使用列表理解删除不支持的 unicode 字符

如何解决使用列表理解删除不支持的 unicode 字符

我正在尝试编写一种算法来从文本字符串列表中删除非 ASCII 字符。我通过从网页中抓取段落并将它们添加到列表中来整理列表。为此，我编写了一个嵌套的 for 循环，该循环遍历包含字符串的列表的每个元素，然后遍历字符串的字符。我使用的字符串示例列表在这里：

text = ['The giant panda (Ailuropoda melanoleuca; Chinese: 大熊猫; pinyin: dàxióngmāo),[5] also kNown as the panda bear or simply the panda,is a bear[6] native to South Central China','It is characterised by large,black patches around its eyes,over the ears,and across its round body']

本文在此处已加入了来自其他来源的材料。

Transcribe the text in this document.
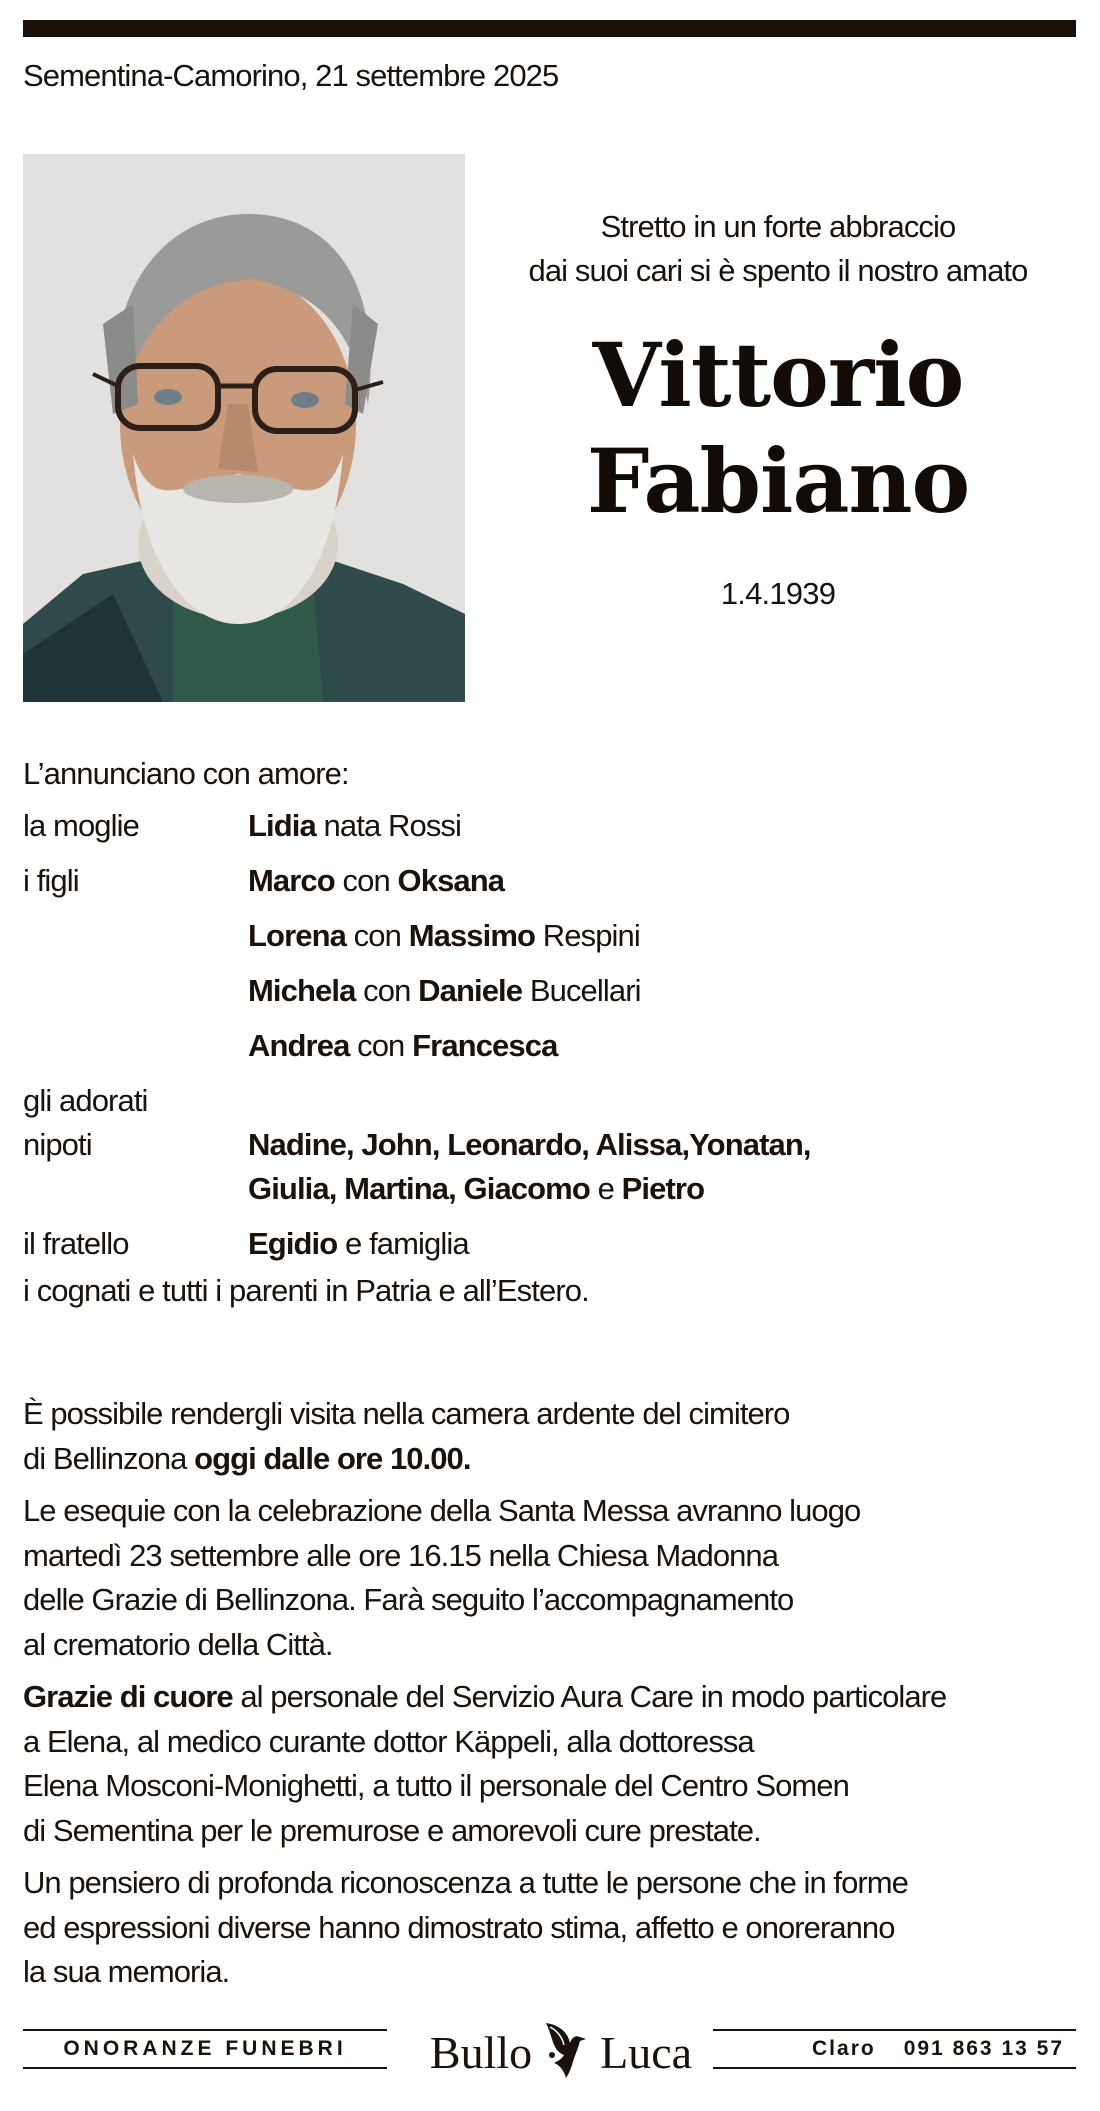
Sementina-Camorino, 21 settembre 2025
Stretto in un forte abbraccio
dai suoi cari si è spento il nostro amato
Vittorio
Fabiano
1.4.1939
L’annunciano con amore:
la moglie	Lidia nata Rossi
i figli	Marco con Oksana
Lorena con Massimo Respini
Michela con Daniele Bucellari
Andrea con Francesca
gli adorati
nipoti	Nadine, John, Leonardo, Alissa,Yonatan,
Giulia, Martina, Giacomo e Pietro
il fratello	Egidio e famiglia
i cognati e tutti i parenti in Patria e all’Estero.

È possibile rendergli visita nella camera ardente del cimitero
di Bellinzona oggi dalle ore 10.00.

Le esequie con la celebrazione della Santa Messa avranno luogo
martedì 23 settembre alle ore 16.15 nella Chiesa Madonna
delle Grazie di Bellinzona. Farà seguito l’accompagnamento
al crematorio della Città.

Grazie di cuore al personale del Servizio Aura Care in modo particolare
a Elena, al medico curante dottor Käppeli, alla dottoressa
Elena Mosconi-Monighetti, a tutto il personale del Centro Somen
di Sementina per le premurose e amorevoli cure prestate.

Un pensiero di profonda riconoscenza a tutte le persone che in forme
ed espressioni diverse hanno dimostrato stima, affetto e onoreranno
la sua memoria.

ONORANZE FUNEBRI Bullo Luca	Claro 091 863 13 57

然后我的最后一个操作是替换 ord() 值大于 128 的字符。像这样：

def remove_utf_chars(text_list):
    """
    :param text_list: a list of lines of text for each element in the list
    :return: a list of lines of text without utf characters
    """

    for i in range(len(text_list)):
        # for each string in the text list
        for char in text_list[i]:
            # for each character in the individual string
            if ord(char) > 128:
              text_list[i] = text_list[i].replace(char,'')

    return text_list

这作为嵌套 for 循环工作正常。但是因为我想扩展它，我想我会把它写成一个列表理解。像这样：

def remove_utf_chars(text_list):
    """
    :param text_list: a list of lines of text for each element in the list
    :return: a list of lines of text without utf characters
    """

    scrubbed_text = [text_list[i].replace(char,'') for i in range(len(text_list))
                     for char in text_list[i] if ord(char) > 128]

    return scrubbed_text

但是由于某种原因这不起作用。起初我认为这可能与我在表达式中使用的方法来删除 unicode 字符有关，因为 text_list 是一个列表，而 text_list[i] 是一个字符串。所以我将我的方法从 .strip() 更改为 .replace()。那没有用。然后我认为这可能与我放置 .replace() 的位置有关，所以我将它移动到列表理解中，没有任何变化。所以我不知所措。我认为这可能与在涉及过滤 unicode 的嵌套 for 循环的这种特定情况之间进行转换有关，这可能是问题所在。因为不是所有的 for 循环都可以写成 list comps 但所有的 list comp 都可以写成 for 循环。

解决方法

有一种更简单的方法可以删除非 ascii 字符；将字符串编码为 ASCII 并指定 errors='ignore' 以删除它们。例如：

text = ['The giant panda (Ailuropoda melanoleuca; Chinese: 大熊猫; pinyin: dàxióngmāo),[5] also known as the panda bear or simply the panda,is a bear[6] native to South Central China','It is characterised by large,black patches around its eyes,over the ears,and across its round body']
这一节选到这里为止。